Experimental Design and Procedure
A mixed-methods 2-by-2 experimental design was employed, with explanations as a between-subjects factor and synchronization as a within-subjects factor. Each participant was assigned to either an explanation or no explanation condition and completed tasks using both synchronous and asynchronous UIs (Figure 2).
Figure 2: Comparison of the four different versions of AI Assistant.
The paper included sessions with pre-task training, two formal tasks, and post-task interviews. Participants were veteran UX evaluators, ensuring expertise in UX research and usability testing. The paper gathered task performance, behavioral patterns during tool interaction, and subjective perceptions via questionnaires and interviews.
Results
Quantitative analysis reveals significant interactions between the provision of explanations and synchronization, with explanations improving the UX evaluators' understanding of AI processes and enhancing their problem detection accuracy.

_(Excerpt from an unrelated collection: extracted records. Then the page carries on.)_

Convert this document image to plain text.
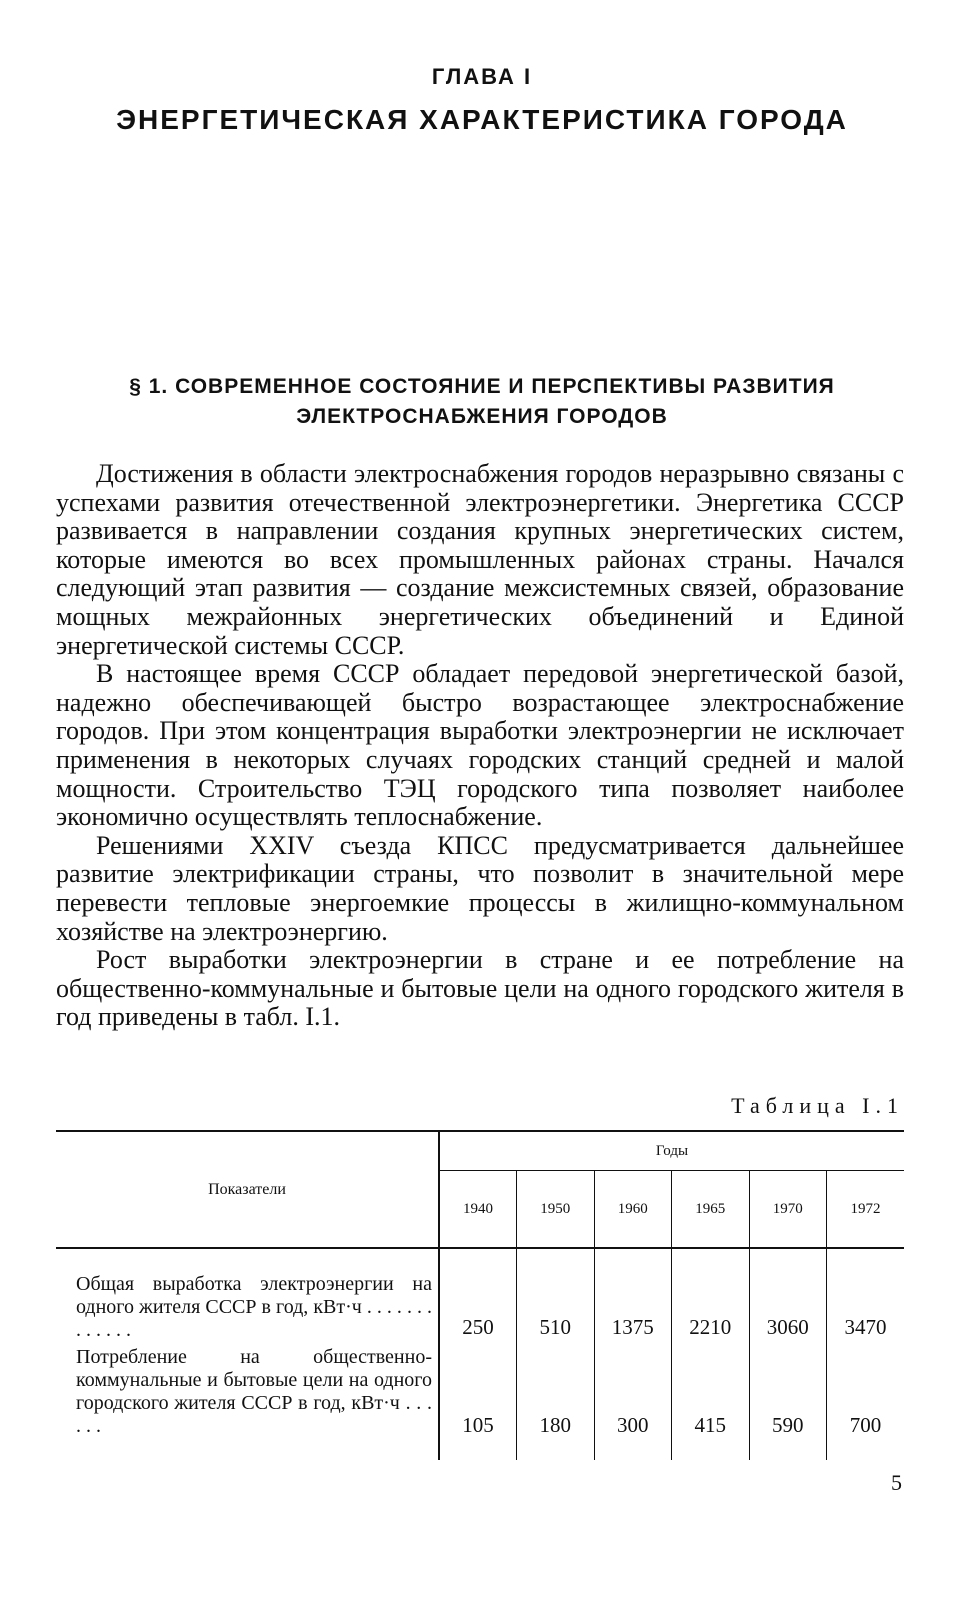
ГЛАВА I
ЭНЕРГЕТИЧЕСКАЯ ХАРАКТЕРИСТИКА ГОРОДА
§ 1. СОВРЕМЕННОЕ СОСТОЯНИЕ И ПЕРСПЕКТИВЫ РАЗВИТИЯ
ЭЛЕКТРОСНАБЖЕНИЯ ГОРОДОВ

Достижения в области электроснабжения городов неразрывно связаны с успехами развития отечественной электроэнергетики. Энергетика СССР развивается в направлении создания крупных энергетических систем, которые имеются во всех промышленных районах страны. Начался следующий этап развития — создание межсистемных связей, образование мощных межрайонных энергетических объединений и Единой энергетической системы СССР.

В настоящее время СССР обладает передовой энергетической базой, надежно обеспечивающей быстро возрастающее электроснабжение городов. При этом концентрация выработки электроэнергии не исключает применения в некоторых случаях городских станций средней и малой мощности. Строительство ТЭЦ городского типа позволяет наиболее экономично осуществлять теплоснабжение.

Решениями XXIV съезда КПСС предусматривается дальнейшее развитие электрификации страны, что позволит в значительной мере перевести тепловые энергоемкие процессы в жилищно-коммунальном хозяйстве на электроэнергию.

Рост выработки электроэнергии в стране и ее потребление на общественно-коммунальные и бытовые цели на одного городского жителя в год приведены в табл. I.1.

Таблица I.1
Показатели	Годы					
	1940	1950	1960	1965	1970	1972
Общая выработка электроэнергии на одного жителя СССР в год, кВт·ч . . . . . . . . . . . . .	250	510	1375	2210	3060	3470
Потребление на общественно-коммунальные и бытовые цели на одного городского жителя СССР в год, кВт·ч . . . . . .	105	180	300	415	590	700
5
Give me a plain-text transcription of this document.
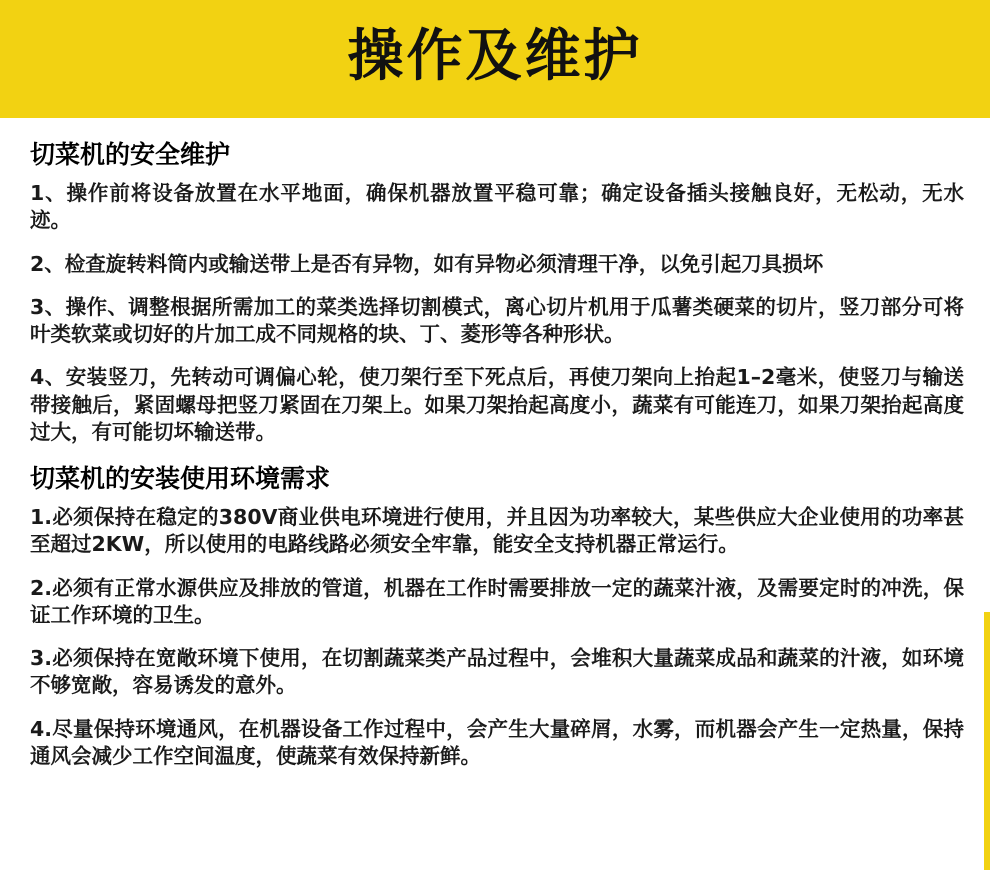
操作及维护
切菜机的安全维护

1、操作前将设备放置在水平地面，确保机器放置平稳可靠；确定设备插头接触良好，无松动，无水迹。

2、检查旋转料筒内或输送带上是否有异物，如有异物必须清理干净，以免引起刀具损坏

3、操作、调整根据所需加工的菜类选择切割模式，离心切片机用于瓜薯类硬菜的切片，竖刀部分可将叶类软菜或切好的片加工成不同规格的块、丁、菱形等各种形状。

4、安装竖刀，先转动可调偏心轮，使刀架行至下死点后，再使刀架向上抬起1–2毫米，使竖刀与输送带接触后，紧固螺母把竖刀紧固在刀架上。如果刀架抬起高度小，蔬菜有可能连刀，如果刀架抬起高度过大，有可能切坏输送带。

切菜机的安装使用环境需求

1.必须保持在稳定的380V商业供电环境进行使用，并且因为功率较大，某些供应大企业使用的功率甚至超过2KW，所以使用的电路线路必须安全牢靠，能安全支持机器正常运行。

2.必须有正常水源供应及排放的管道，机器在工作时需要排放一定的蔬菜汁液，及需要定时的冲洗，保证工作环境的卫生。

3.必须保持在宽敞环境下使用，在切割蔬菜类产品过程中，会堆积大量蔬菜成品和蔬菜的汁液，如环境不够宽敞，容易诱发的意外。

4.尽量保持环境通风，在机器设备工作过程中，会产生大量碎屑，水雾，而机器会产生一定热量，保持通风会减少工作空间温度，使蔬菜有效保持新鲜。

The provision of explanations resulted in a higher detection rate of false negatives, indicating robustness in evaluation despite AI oversight (Figure 3).

Figure 3: Two-way interaction between explanations and synchronization on the number of UX problems found, demonstrating the impact on Recall.
Behaviorally, synchronous AI without explanations led to higher evaluator engagement through increased time spent and active video interaction. This synchronization style was preferred as it reduced bias and cognitive overload associated with asynchronous presentation (Figure 4).

Figure 4: Two-way interaction between explanations and synchronization on the time spent on analysis (normalized by video length).
Subjective Perceptions
Participants reported enhanced satisfaction and understanding when AI explanations were present. The ability to cross-verify AI-suggested problems with personal judgments was highly valued. While the effect on trust was not significantly observable, participants' attitudes indicate potential trust improvements linked to better AI understanding.
Implications for Human-AI Collaboration
The paper suggests that AI, by offering justifications and timely insights, can serve as a valuable partner in UX evaluations rather than as a stand-in for human expertise. While AI explanations facilitate understanding and task efficiency, synchronization enhances user engagement and preserves human agency. Design strategies should ensure AI explanations are nuanced, offering flexibility for personalized evaluator needs. Future work may focus on adaptive AI systems that leverage user feedback for learning and customization, potentially minimizing the limitations of current WoZ simulations.
Lastly, applicability to broader domains in high-stakes decisions remains an open area, as the "junior colleague" metaphor may extend differently where agency and user trust in AI are viewed differently.
Conclusion
This paper demonstrates the nuanced impacts of AI explanations and synchronization on enhancing UX evaluators' performance and engagement in analyzing usability test videos. By carefully designing AI tools that balance intelligent assistance with human analytical skills, future AI systems can be optimized for more effective and efficient human-AI collaboration, with potential implications across UX evaluation and other domains requiring nuanced judgment and decision-making.